MTU Mismatch (ExStart Stuck)

The most common OSPF adjacency failure. Neighbors reach ExStart but cannot proceed because DBD packets exceed the smaller MTU and are dropped. Fix by matching MTU on both sides. Workaround: ip ospf mtu-ignore (Cisco/EOS) skips the check but may cause fragmentation issues.

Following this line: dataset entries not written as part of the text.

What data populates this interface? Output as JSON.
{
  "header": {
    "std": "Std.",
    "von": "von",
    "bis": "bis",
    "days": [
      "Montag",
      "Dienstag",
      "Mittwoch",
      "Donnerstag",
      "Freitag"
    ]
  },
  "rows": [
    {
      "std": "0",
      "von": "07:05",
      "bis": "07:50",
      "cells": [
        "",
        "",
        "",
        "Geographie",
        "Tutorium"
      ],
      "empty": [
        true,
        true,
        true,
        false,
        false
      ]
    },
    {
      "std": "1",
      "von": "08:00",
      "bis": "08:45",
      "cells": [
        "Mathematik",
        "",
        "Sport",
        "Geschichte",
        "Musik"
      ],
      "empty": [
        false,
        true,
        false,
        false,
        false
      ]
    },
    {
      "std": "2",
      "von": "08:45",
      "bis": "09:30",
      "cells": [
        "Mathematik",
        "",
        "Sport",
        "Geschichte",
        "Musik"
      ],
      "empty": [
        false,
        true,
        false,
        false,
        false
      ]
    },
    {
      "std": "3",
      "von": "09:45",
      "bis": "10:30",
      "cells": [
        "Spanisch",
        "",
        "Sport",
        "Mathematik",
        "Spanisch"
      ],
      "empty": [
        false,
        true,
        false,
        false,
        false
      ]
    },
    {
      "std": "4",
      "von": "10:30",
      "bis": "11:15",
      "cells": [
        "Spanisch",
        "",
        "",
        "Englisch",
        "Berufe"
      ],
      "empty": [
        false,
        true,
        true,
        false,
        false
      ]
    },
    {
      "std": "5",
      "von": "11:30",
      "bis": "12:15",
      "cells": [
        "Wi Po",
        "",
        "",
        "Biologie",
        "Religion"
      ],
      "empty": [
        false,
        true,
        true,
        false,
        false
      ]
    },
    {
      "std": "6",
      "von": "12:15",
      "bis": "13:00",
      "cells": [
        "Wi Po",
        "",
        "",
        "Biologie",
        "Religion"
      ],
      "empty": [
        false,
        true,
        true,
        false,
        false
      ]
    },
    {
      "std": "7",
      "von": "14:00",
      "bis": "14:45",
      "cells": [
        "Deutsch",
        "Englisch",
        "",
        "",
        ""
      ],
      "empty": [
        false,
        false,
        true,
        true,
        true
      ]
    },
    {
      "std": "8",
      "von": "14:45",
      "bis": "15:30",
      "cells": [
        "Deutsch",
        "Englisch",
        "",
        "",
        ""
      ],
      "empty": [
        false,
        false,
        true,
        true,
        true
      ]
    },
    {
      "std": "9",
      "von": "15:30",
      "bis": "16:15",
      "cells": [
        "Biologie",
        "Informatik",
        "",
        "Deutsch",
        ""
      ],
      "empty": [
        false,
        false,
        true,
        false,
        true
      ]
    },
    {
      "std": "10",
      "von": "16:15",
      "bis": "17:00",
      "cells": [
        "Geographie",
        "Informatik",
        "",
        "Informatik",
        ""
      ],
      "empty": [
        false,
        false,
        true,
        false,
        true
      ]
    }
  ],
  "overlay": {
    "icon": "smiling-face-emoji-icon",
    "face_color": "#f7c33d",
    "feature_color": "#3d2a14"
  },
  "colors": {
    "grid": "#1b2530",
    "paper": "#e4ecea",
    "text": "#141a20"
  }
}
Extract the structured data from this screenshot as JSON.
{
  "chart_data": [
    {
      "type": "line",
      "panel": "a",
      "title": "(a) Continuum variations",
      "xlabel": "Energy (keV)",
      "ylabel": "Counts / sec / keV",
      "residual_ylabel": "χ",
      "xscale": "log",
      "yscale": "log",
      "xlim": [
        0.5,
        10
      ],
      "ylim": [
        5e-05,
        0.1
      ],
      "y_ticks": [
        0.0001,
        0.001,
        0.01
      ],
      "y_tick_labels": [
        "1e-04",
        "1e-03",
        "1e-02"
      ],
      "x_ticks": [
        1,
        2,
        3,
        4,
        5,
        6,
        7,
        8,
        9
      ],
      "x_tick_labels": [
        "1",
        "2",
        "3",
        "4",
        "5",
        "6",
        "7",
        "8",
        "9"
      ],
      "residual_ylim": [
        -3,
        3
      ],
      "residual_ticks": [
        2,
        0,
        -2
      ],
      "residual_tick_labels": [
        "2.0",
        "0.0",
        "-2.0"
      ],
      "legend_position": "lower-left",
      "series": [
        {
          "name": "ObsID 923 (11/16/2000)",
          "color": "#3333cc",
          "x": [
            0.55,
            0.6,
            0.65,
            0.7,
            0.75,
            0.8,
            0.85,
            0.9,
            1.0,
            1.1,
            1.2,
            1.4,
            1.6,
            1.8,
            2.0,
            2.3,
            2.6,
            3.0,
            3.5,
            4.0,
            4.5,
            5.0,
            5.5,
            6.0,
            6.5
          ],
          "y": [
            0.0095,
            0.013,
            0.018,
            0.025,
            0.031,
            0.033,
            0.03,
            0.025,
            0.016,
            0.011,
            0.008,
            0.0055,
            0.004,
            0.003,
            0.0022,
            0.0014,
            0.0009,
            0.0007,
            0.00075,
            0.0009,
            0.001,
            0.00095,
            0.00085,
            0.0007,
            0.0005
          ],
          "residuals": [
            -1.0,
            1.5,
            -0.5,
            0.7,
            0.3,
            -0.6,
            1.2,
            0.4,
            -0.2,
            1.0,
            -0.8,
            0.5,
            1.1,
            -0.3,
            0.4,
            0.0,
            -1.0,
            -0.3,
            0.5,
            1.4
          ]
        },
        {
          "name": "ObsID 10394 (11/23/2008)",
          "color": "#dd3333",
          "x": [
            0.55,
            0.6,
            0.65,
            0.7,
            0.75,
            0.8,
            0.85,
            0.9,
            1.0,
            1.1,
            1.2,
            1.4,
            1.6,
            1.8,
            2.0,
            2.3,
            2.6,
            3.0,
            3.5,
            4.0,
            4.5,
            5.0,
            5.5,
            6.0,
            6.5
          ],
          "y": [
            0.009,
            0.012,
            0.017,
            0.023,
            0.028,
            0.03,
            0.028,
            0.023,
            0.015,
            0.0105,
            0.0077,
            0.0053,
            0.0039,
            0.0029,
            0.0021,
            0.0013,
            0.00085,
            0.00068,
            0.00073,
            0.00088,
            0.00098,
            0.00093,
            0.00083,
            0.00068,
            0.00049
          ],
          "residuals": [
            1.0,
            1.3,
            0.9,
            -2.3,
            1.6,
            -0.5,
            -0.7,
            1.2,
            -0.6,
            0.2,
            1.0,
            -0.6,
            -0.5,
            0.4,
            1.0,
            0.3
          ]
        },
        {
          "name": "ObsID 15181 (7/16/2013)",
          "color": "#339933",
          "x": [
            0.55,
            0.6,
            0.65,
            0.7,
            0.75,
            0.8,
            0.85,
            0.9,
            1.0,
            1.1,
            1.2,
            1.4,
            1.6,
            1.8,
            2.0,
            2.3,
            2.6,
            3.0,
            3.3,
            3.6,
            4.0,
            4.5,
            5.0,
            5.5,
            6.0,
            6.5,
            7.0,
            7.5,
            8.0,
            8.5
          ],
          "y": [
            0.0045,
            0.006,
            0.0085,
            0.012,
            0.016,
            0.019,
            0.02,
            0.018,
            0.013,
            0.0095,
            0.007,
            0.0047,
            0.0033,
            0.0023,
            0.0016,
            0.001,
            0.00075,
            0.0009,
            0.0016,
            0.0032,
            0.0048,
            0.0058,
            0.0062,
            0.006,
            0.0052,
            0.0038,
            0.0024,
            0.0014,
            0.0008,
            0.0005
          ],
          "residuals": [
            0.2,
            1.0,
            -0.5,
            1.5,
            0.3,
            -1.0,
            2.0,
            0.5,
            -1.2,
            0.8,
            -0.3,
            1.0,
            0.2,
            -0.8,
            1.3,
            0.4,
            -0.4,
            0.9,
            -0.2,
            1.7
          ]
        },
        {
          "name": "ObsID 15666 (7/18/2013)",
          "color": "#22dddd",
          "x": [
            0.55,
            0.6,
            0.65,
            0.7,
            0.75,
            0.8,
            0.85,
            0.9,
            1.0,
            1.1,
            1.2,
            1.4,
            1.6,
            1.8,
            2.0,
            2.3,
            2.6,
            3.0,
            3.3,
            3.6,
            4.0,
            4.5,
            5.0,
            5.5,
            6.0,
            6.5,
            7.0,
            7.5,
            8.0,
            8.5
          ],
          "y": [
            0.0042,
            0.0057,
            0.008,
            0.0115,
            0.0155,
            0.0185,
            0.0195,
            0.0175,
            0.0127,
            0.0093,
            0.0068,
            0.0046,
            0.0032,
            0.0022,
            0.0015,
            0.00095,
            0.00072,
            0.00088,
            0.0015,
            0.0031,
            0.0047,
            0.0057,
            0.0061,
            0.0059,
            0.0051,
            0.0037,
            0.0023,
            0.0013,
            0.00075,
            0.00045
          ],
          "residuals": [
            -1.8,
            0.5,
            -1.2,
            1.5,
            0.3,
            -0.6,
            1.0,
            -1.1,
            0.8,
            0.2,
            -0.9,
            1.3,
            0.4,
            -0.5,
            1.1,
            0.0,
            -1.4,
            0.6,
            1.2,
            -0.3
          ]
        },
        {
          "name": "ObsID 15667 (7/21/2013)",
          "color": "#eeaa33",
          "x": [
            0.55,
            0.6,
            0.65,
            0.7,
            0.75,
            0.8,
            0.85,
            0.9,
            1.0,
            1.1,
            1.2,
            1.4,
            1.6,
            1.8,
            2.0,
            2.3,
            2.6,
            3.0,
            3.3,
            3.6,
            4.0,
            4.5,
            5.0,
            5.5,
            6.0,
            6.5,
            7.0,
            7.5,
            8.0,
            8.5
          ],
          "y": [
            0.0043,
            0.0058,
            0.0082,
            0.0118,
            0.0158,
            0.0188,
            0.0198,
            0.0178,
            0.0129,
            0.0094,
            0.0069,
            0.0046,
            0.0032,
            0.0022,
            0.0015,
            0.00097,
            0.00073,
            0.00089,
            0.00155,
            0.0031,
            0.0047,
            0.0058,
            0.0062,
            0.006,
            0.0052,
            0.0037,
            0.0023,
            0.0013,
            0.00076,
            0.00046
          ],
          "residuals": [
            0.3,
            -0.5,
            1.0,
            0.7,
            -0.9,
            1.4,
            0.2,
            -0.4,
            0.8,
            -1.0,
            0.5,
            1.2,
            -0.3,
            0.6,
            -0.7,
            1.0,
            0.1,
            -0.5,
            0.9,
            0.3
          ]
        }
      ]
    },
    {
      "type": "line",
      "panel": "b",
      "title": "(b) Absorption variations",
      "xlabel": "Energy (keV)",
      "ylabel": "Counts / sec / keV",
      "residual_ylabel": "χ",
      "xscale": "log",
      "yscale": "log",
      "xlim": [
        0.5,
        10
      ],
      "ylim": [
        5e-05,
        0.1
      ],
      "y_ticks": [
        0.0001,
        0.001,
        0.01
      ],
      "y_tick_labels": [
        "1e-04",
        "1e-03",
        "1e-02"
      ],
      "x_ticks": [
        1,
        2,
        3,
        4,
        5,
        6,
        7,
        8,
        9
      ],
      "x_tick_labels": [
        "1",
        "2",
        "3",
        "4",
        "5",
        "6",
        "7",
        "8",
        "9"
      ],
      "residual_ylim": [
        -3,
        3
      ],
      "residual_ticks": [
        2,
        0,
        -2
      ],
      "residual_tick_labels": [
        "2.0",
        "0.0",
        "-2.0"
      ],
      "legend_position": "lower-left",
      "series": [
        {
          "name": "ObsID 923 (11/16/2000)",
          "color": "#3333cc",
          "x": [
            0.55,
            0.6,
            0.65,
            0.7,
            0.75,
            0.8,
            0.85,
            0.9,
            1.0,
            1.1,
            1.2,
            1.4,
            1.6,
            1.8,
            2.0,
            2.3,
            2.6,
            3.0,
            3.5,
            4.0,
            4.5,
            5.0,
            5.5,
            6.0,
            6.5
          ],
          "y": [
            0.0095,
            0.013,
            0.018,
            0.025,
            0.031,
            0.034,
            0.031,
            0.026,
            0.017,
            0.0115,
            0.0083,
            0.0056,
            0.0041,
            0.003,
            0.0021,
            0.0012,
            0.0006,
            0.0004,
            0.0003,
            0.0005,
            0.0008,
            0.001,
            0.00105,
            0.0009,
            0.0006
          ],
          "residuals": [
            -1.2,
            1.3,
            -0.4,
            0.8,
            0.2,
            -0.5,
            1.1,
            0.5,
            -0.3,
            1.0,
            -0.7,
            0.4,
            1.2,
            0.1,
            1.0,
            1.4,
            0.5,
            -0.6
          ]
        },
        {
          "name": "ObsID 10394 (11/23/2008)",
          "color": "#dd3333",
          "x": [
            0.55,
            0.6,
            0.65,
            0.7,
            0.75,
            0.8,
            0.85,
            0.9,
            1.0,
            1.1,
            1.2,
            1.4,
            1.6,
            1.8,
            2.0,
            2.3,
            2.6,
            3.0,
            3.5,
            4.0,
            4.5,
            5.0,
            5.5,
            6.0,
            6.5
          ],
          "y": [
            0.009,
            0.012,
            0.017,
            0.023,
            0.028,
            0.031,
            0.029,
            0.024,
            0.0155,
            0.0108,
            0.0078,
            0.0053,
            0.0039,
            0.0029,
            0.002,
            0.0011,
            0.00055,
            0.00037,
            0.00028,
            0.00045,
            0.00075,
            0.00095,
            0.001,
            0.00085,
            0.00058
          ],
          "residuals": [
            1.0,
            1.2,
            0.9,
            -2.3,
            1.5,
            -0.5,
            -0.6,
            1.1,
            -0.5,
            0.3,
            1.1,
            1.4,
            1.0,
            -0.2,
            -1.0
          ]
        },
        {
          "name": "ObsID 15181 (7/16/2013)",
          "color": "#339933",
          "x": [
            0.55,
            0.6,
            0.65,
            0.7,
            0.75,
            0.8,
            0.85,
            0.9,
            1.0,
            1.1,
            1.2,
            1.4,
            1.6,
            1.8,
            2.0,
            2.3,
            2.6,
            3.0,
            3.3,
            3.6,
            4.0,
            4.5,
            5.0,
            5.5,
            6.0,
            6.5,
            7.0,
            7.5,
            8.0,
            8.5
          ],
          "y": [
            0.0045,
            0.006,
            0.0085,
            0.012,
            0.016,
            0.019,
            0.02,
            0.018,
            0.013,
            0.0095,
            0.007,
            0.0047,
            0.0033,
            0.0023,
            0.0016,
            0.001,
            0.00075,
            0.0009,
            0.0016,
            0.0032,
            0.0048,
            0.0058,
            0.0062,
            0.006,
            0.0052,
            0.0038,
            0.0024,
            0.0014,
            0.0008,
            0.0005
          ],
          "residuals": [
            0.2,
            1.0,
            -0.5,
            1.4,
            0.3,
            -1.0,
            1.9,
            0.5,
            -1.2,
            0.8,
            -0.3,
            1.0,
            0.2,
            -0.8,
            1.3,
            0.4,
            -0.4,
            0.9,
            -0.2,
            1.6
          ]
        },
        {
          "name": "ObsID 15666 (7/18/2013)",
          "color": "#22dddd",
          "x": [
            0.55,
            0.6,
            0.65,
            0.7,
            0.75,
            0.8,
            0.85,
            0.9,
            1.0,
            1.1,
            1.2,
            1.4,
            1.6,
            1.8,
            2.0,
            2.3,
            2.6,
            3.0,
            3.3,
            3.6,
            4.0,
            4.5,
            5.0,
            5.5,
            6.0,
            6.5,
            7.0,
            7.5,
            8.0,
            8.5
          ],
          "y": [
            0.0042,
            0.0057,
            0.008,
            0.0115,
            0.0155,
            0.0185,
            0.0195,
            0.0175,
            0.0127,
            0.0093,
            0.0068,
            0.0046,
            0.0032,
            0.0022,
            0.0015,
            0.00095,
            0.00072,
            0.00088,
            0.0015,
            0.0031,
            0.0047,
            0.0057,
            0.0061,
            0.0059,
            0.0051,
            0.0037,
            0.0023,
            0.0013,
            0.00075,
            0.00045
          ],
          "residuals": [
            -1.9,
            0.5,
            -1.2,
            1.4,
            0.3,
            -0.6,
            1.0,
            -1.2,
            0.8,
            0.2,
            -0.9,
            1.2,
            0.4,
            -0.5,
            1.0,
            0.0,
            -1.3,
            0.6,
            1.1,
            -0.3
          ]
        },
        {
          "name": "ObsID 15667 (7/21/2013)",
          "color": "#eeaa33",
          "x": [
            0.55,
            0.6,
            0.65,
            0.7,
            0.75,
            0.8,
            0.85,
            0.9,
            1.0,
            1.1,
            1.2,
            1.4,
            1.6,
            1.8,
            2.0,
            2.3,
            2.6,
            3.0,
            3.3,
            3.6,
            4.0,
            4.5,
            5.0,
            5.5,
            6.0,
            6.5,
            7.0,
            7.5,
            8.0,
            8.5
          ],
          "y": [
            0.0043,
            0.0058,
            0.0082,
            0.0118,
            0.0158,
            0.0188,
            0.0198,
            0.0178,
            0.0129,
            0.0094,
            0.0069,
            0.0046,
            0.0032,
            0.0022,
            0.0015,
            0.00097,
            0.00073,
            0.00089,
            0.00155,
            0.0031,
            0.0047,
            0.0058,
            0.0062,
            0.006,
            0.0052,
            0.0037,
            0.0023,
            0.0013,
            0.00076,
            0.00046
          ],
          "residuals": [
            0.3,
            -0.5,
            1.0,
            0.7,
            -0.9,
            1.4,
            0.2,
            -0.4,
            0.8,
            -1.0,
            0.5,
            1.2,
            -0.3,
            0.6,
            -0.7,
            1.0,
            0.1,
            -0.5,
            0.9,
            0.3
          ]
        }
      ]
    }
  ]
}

On JunOS, set matching MTU values at the interface level.

Duplicate Router IDs

Two routers with the same Router ID cause LSA conflicts — each router's Type 1 LSA overwrites the other's in the LSDB. Symptoms: routes flapping, intermittent reachability. Fix: assign unique router IDs explicitly. Detect by checking for Type 1 LSAs with the same Link State ID but different advertising routers.

Area 0 Discontinuity

If area 0 is split, inter-area routing breaks — ABRs cannot flood Type 3 LSAs across the gap. Fix: restore physical backbone connectivity or configure virtual links through a transit area. Virtual links are temporary solutions — long-term design should maintain contiguous backbone.

Excessive Redistribution

Redistributing too many external routes into OSPF floods the LSDB with Type 5 LSAs, increasing SPF computation time and memory usage. Use route-maps with prefix-lists to limit redistribution scope. Consider stub or NSSA areas to shield non-edge routers from external LSAs.

Type 7 to Type 5 Translation

In NSSA areas, the ABR with the highest Router ID translates Type 7 LSAs to Type 5 for flooding into area 0. If translation fails, external routes from the NSSA are invisible to the rest of the OSPF domain. Verify the translator ABR is healthy and the forwarding address in the Type 7 LSA is reachable.